Intellectual Property Attorney

The Washington Redskins Are On the Defensive Over REDSKINS Trademark — Again

It’s deja vu all over again for Pro-Football, Inc., owner of the National Football League’s Washington Redskins. For the second time in two decades, a group of Native Americans is pursuing a petition before the U.S. Patent & Trademark Office to cancel a handful of trademarks containing the term REDSKIN on the grounds that the term is a derogatory, offensive, disparaging and racist designation for Native Americans. While the petition was originally filed in 2006, it had been “on hold” for the past several years. Yesterday, the proceeding took an important step forward when the petitioners filed their trial brief outlining their arguments, allegations and contentions in support of their petition.

The latest challenge, captioned Blackhorse, et al. v. Pro-Football, Inc., Cancellation No. 92/046,185, had been suspended while the first challenge to Pro-Football, Inc.’s trademarks,
Pro-Football, Inc. v. Harjo, played out in federal court. In
Harjo, a group of Native Americans filed a petition in 1996 to cancel certain trademarks containing the term REDSKIN. Those petitioners were initially successful, i.e., in 1999, the Trademark Trial and Appeal Board (“TTAB”) concluded that the trademarks-at-issue “may be disparaging of Native Americans to a substantial composite of this group of people” and, further, that the trademarks “may bring Native Americans into contempt or disrepute.” However, Pro-Football, Inc. successfully challenged the TTAB’s decision at the U.S. District Court for the District of Columbia.

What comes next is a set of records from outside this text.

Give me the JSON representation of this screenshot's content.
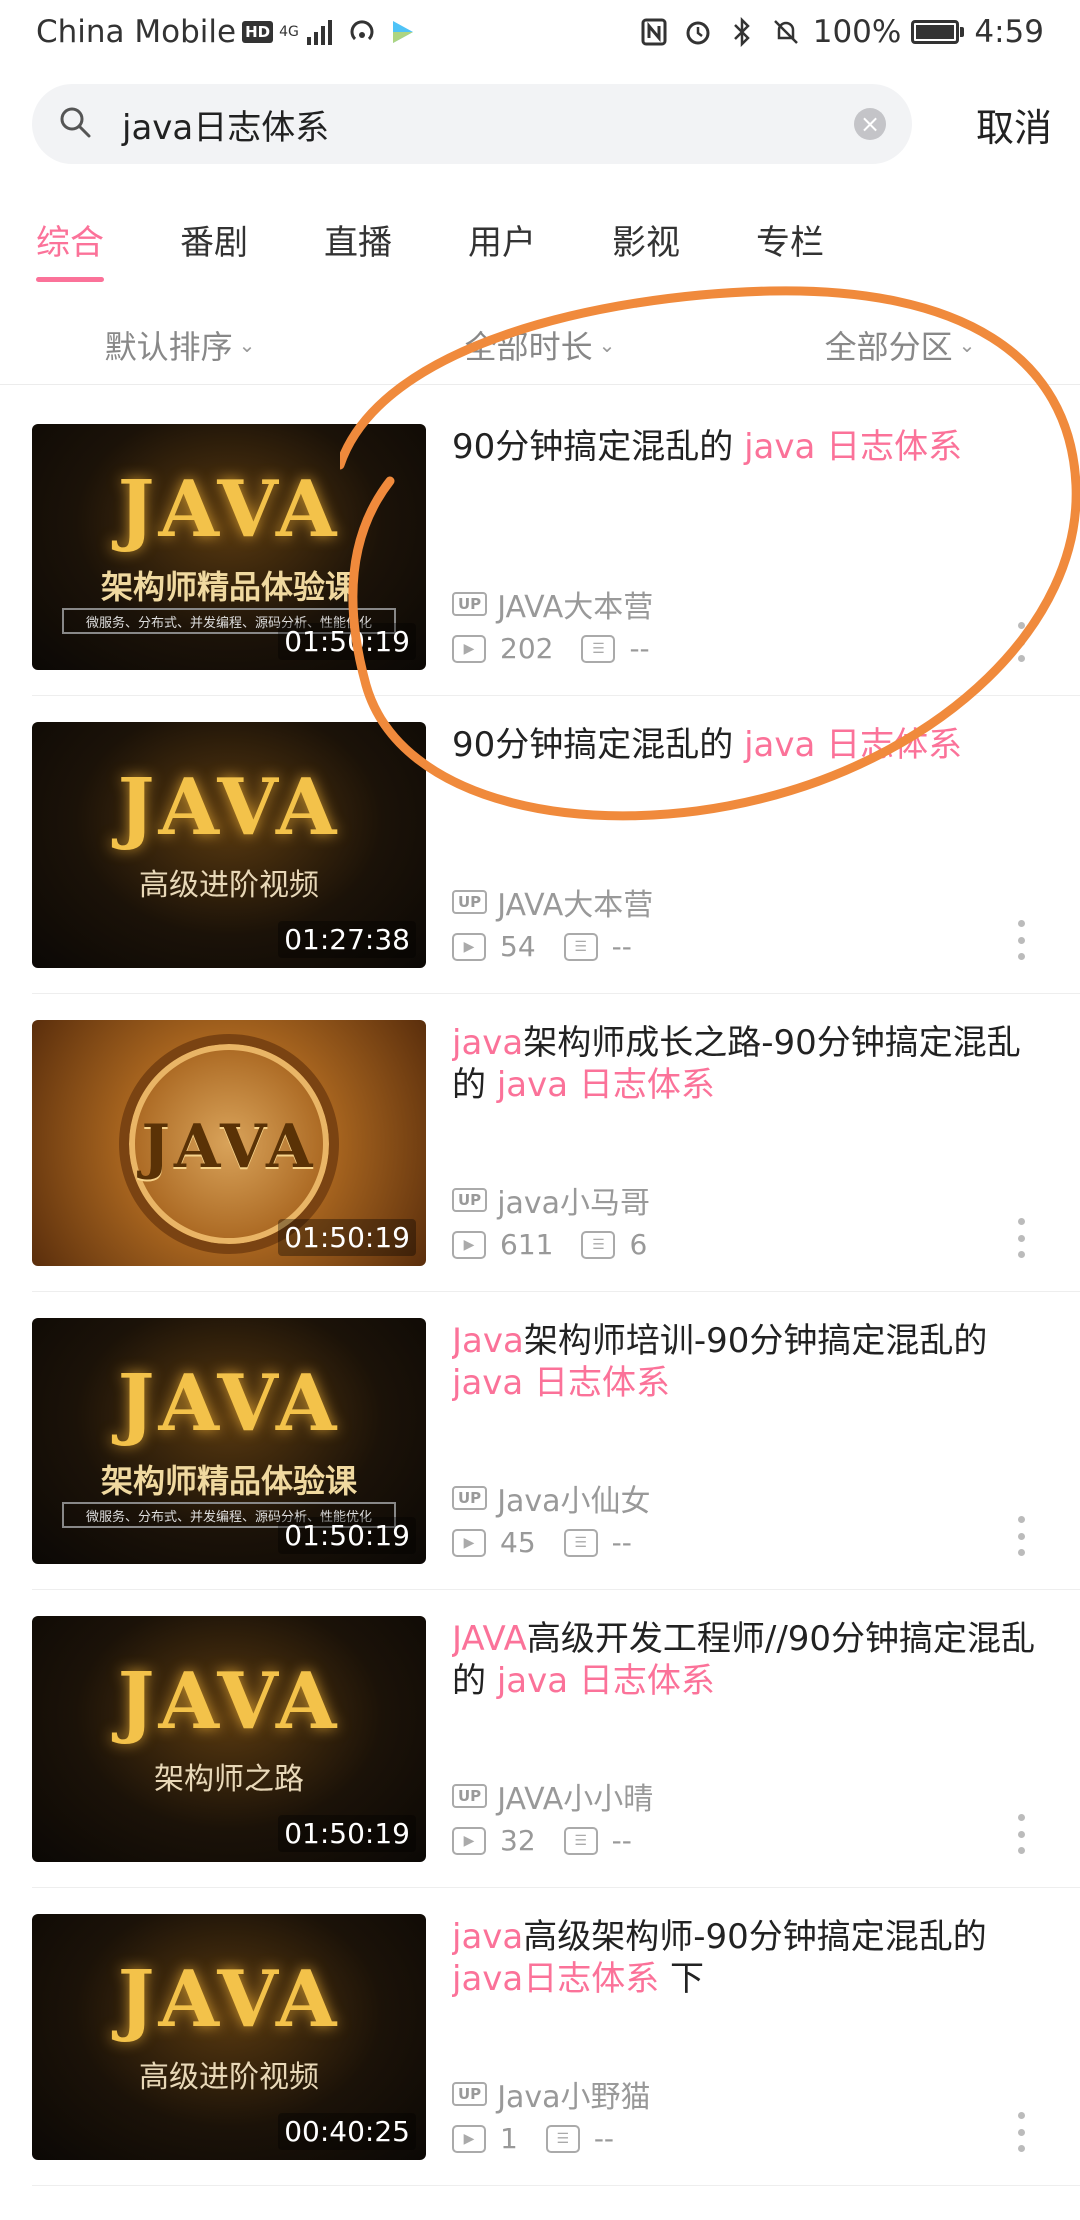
{
  "status_bar": {
    "carrier": "China Mobile",
    "hd_badge": "HD",
    "network": "4G",
    "battery_percent": "100%",
    "time": "4:59"
  },
  "search": {
    "query": "java日志体系",
    "cancel_label": "取消"
  },
  "tabs": [
    {
      "label": "综合",
      "active": true
    },
    {
      "label": "番剧"
    },
    {
      "label": "直播"
    },
    {
      "label": "用户"
    },
    {
      "label": "影视"
    },
    {
      "label": "专栏"
    }
  ],
  "filters": [
    {
      "label": "默认排序"
    },
    {
      "label": "全部时长"
    },
    {
      "label": "全部分区"
    }
  ],
  "results": [
    {
      "title_parts": [
        {
          "t": "90分钟搞定混乱的 "
        },
        {
          "t": "java 日志体系",
          "hl": true
        }
      ],
      "uploader": "JAVA大本营",
      "views": "202",
      "danmaku": "--",
      "duration": "01:50:19",
      "thumb_text": "JAVA",
      "thumb_sub": "架构师精品体验课",
      "thumb_strip": "微服务、分布式、并发编程、源码分析、性能优化",
      "thumb_style": "dark"
    },
    {
      "title_parts": [
        {
          "t": "90分钟搞定混乱的 "
        },
        {
          "t": "java 日志体系",
          "hl": true
        }
      ],
      "uploader": "JAVA大本营",
      "views": "54",
      "danmaku": "--",
      "duration": "01:27:38",
      "thumb_text": "JAVA",
      "thumb_sub": "高级进阶视频",
      "thumb_style": "dark"
    },
    {
      "title_parts": [
        {
          "t": "java",
          "hl": true
        },
        {
          "t": "架构师成长之路-90分钟搞定混乱的 "
        },
        {
          "t": "java 日志体系",
          "hl": true
        }
      ],
      "uploader": "java小马哥",
      "views": "611",
      "danmaku": "6",
      "duration": "01:50:19",
      "thumb_text": "JAVA",
      "thumb_style": "coin"
    },
    {
      "title_parts": [
        {
          "t": "Java",
          "hl": true
        },
        {
          "t": "架构师培训-90分钟搞定混乱的 "
        },
        {
          "t": "java 日志体系",
          "hl": true
        }
      ],
      "uploader": "Java小仙女",
      "views": "45",
      "danmaku": "--",
      "duration": "01:50:19",
      "thumb_text": "JAVA",
      "thumb_sub": "架构师精品体验课",
      "thumb_strip": "微服务、分布式、并发编程、源码分析、性能优化",
      "thumb_style": "dark"
    },
    {
      "title_parts": [
        {
          "t": "JAVA",
          "hl": true
        },
        {
          "t": "高级开发工程师//90分钟搞定混乱的 "
        },
        {
          "t": "java 日志体系",
          "hl": true
        }
      ],
      "uploader": "JAVA小小晴",
      "views": "32",
      "danmaku": "--",
      "duration": "01:50:19",
      "thumb_text": "JAVA",
      "thumb_sub": "架构师之路",
      "thumb_style": "dark"
    },
    {
      "title_parts": [
        {
          "t": "java",
          "hl": true
        },
        {
          "t": "高级架构师-90分钟搞定混乱的 "
        },
        {
          "t": "java日志体系",
          "hl": true
        },
        {
          "t": " 下"
        }
      ],
      "uploader": "Java小野猫",
      "views": "1",
      "danmaku": "--",
      "duration": "00:40:25",
      "thumb_text": "JAVA",
      "thumb_sub": "高级进阶视频",
      "thumb_style": "dark"
    }
  ],
  "colors": {
    "accent": "#fb7299",
    "annotation": "#f08a3c"
  }
}
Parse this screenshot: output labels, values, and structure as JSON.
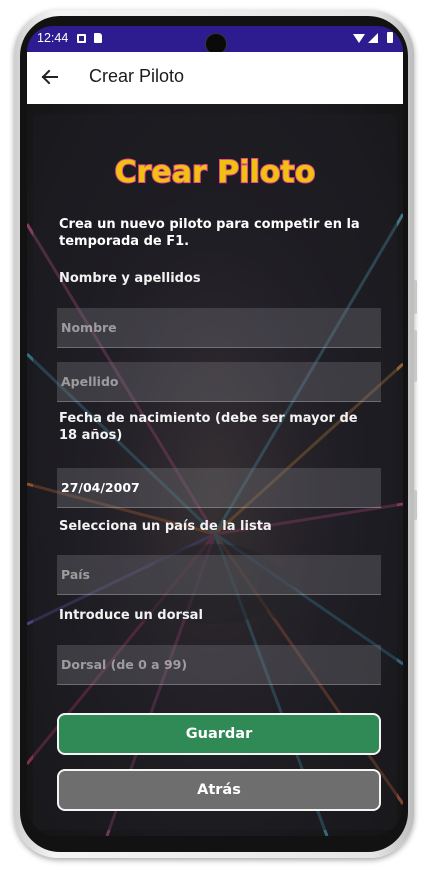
{
  "status_bar": {
    "time": "12:44"
  },
  "app_bar": {
    "title": "Crear Piloto"
  },
  "logo": {
    "text": "Crear Piloto"
  },
  "form": {
    "intro": "Crea un nuevo piloto para competir en la temporada de F1.",
    "name_section_label": "Nombre y apellidos",
    "first_name": {
      "value": "",
      "placeholder": "Nombre"
    },
    "last_name": {
      "value": "",
      "placeholder": "Apellido"
    },
    "birthdate_label": "Fecha de nacimiento (debe ser mayor de 18 años)",
    "birthdate": {
      "value": "27/04/2007",
      "placeholder": ""
    },
    "country_label": "Selecciona un país de la lista",
    "country": {
      "value": "",
      "placeholder": "País"
    },
    "number_label": "Introduce un dorsal",
    "number": {
      "value": "",
      "placeholder": "Dorsal (de 0 a 99)"
    }
  },
  "buttons": {
    "save": "Guardar",
    "back": "Atrás"
  },
  "colors": {
    "status_bar": "#2c1c8f",
    "save_button": "#2f8a56",
    "back_button": "#6e6e6e",
    "logo_fill": "#f0c20f",
    "logo_outline": "#e84a8a"
  }
}
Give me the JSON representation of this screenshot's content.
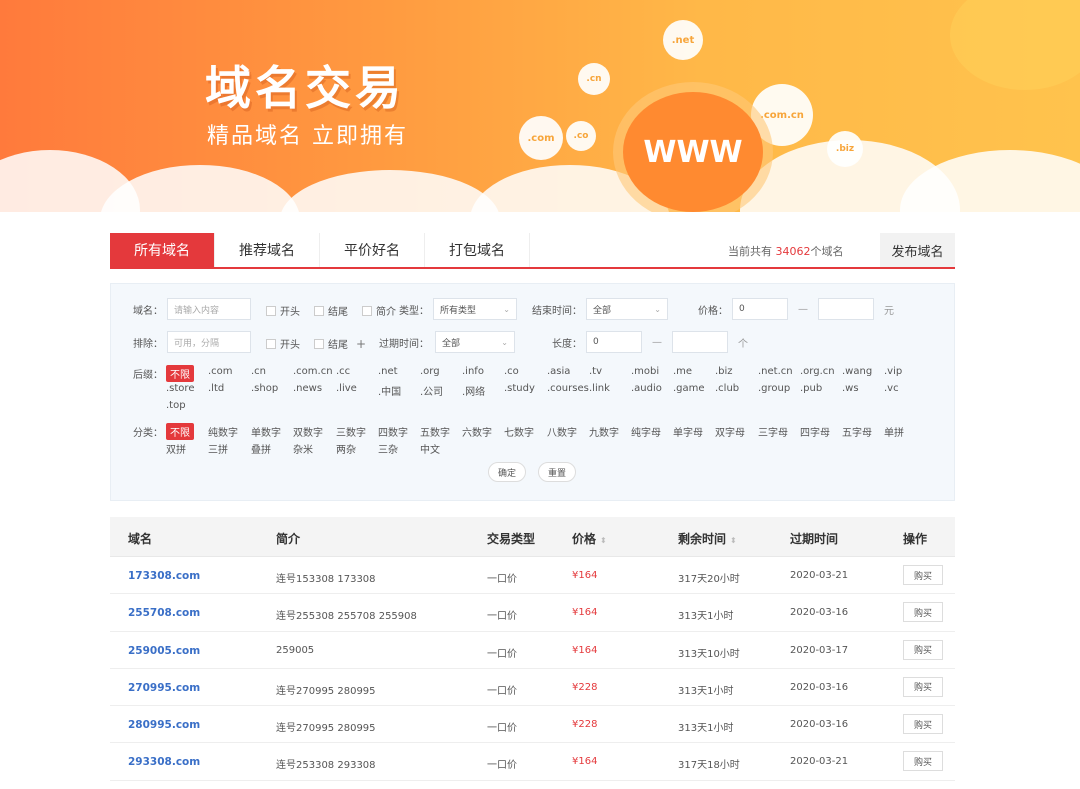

The District Court held that the TTAB’s decision was not supported by substantial evidence, as neither historical nor survey evidence demonstrated that the trademarks-at-issue were disparaging when they were registered in 1967. The District Court also held that the doctrine of laches, an equitable defense that the
Harjo petitioners had waited too long to bring their claims, applied and precluded the
Harjo petitioners from obtaining cancellation of the trademarks-at-issue. The District Court’s decision was later upheld on appeal by the U.S. Court of Appeals for the District of Columbia Circuit.

The Blackhorse matter was revived in March 2010, several months after the U.S. Supreme Court denied the
Harjo petitioners their last avenue for appeal, a petition for a writ of certiorari.

The Blackhorse petitioners’ trial brief cites extensive evidence that they claim proves, among other things, that the term REDSKIN is an epithet and that Native American groups have long objected to Pro-Football, Inc.’s use of the term REDSKINS. In one interesting example from the trial brief, petitioners claim that a delegation of Native Americans met with Pro-Football, Inc. in March 1972 and objected to the use of the term REDSKIN. Although petitioners acknowledge that Pro-Football, Inc. did not change the name of the team as a result of that objection, they claim Edward Bennett Williams, then President of Pro-Football, Inc., “change[d] language in the team’s fight song, ‘Hail to the Redskins,’ that mocked Native Americans, and also decided that the team’s cheerleaders would no longer wear Indian-style wigs that stereotyped Native American women.”

Pro-Football, Inc. will have an opportunity to address the allegations contained in petitioners’ trial brief and we will update this blog when that occurs. However, The Washington Post quotes Pro-Football, Inc.’s attorney as stating, “We think the trial judge in D.C. a long time ago ruled there was no substantial evidence the [trade]mark disparaged Native Americans” and is “one of the most well-known pro football teams in the U.S. and a well-respected franchise, that’s what the Washington Redskins mean to the public and we’ve demonstrated that to the satisfaction of a court.”

The case is Blackhorse, et al. v. Pro-Football, Inc., Cancellation No. 92/046,185. Grimes attorney Michael Patrick has previously written about this issue in an article titled
The Disparaging Trademark Dilemma: Reality after Harjo v. Pro Football, Inc. (IP Litigator, January/02 2006).